The Cortisol/DHEA Ratio and Sexual Function in Women with and without a History of Depression
The comorbidity between female sexual dysfunction (FSD) and major depressive disorder (MDD) is well documented; however, the mechanism(s) underlying the relationship between these disorders has not been defined. The literature has associated the adrenal hormones cortisol and dehydroepiandrosterone (DHEA) with FSD and MDD, suggesting a biological mechanism that may elucidate the comorbidity between these disorders. Based on evidence pointing to a high cortisol/DHEA ratio (C/D Ratio) in MDD and low DHEA in FSD, this study investigated if the potential association between a high C/D Ratio and FSD would be greater for women with a history of MDD when compared to women without a history of MDD. Two groups of women (MDD history group; control group), each with a range of sexual function, collected saliva samples, completed questionnaires, and participated in a clinical interview and a psychophysiological assessment.
Results did not support the hypothesis that the relationship between the C/D Ratio and sexual function would be greater for women with a history of MDD. Relevant to the effects of hormones on sexual function, a higher C/D Ratio was associated with lower frequency of sexual activity and lower sexual assertiveness.
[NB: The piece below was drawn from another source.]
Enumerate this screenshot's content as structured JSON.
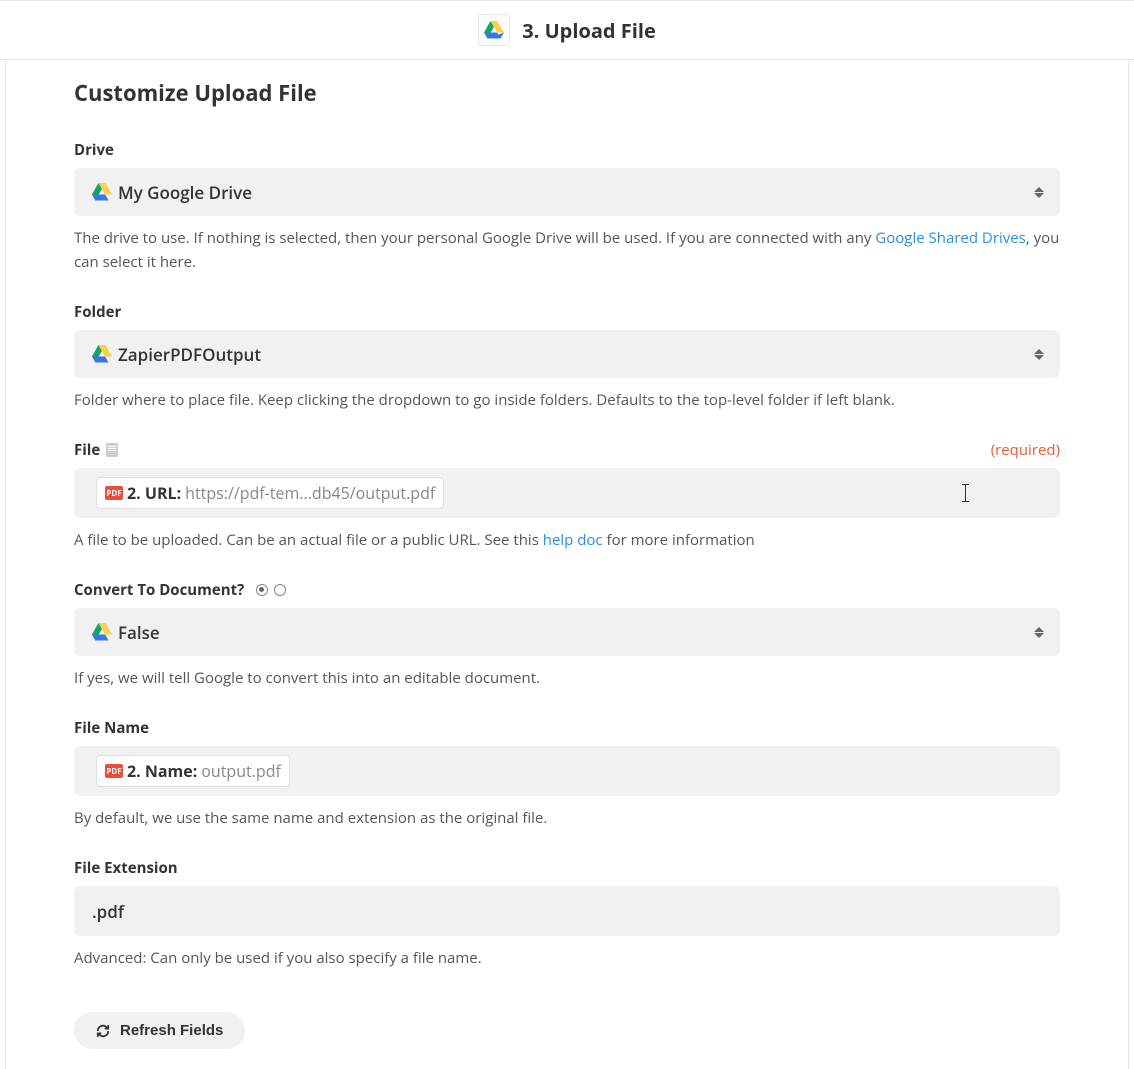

Results also showed DHEA positively associated with overall frequency of sexual activity, while cortisol was associated with lower subjective assessment of sexual desire/arousal prior to erotic stimuli. Lastly, secondary analyses revealed a positive association between DHEA and frequency of sexual activity, which was mediated by women's sexual desire.
These results suggest that the effects of the C/D Ratio on FSD are not associated with a history of MDD. Results also point to contrasting roles for C/D Ratio and DHEA in FSD. In particular, a high C/D Ratio may have inhibitory effects on frequency of sexual activity and sexual assertiveness, while high DHEA may have facilitatory effects on sexual activity frequency through heightened sexual desire. Lastly, high cortisol may predispose women to have a negative assessment of sexual stimuli. These findings contribute to a further understanding of the roles of the C/D Ratio, DHEA, and cortisol in female sexuality and offer support for future studies investigating the role of these hormones in FSD.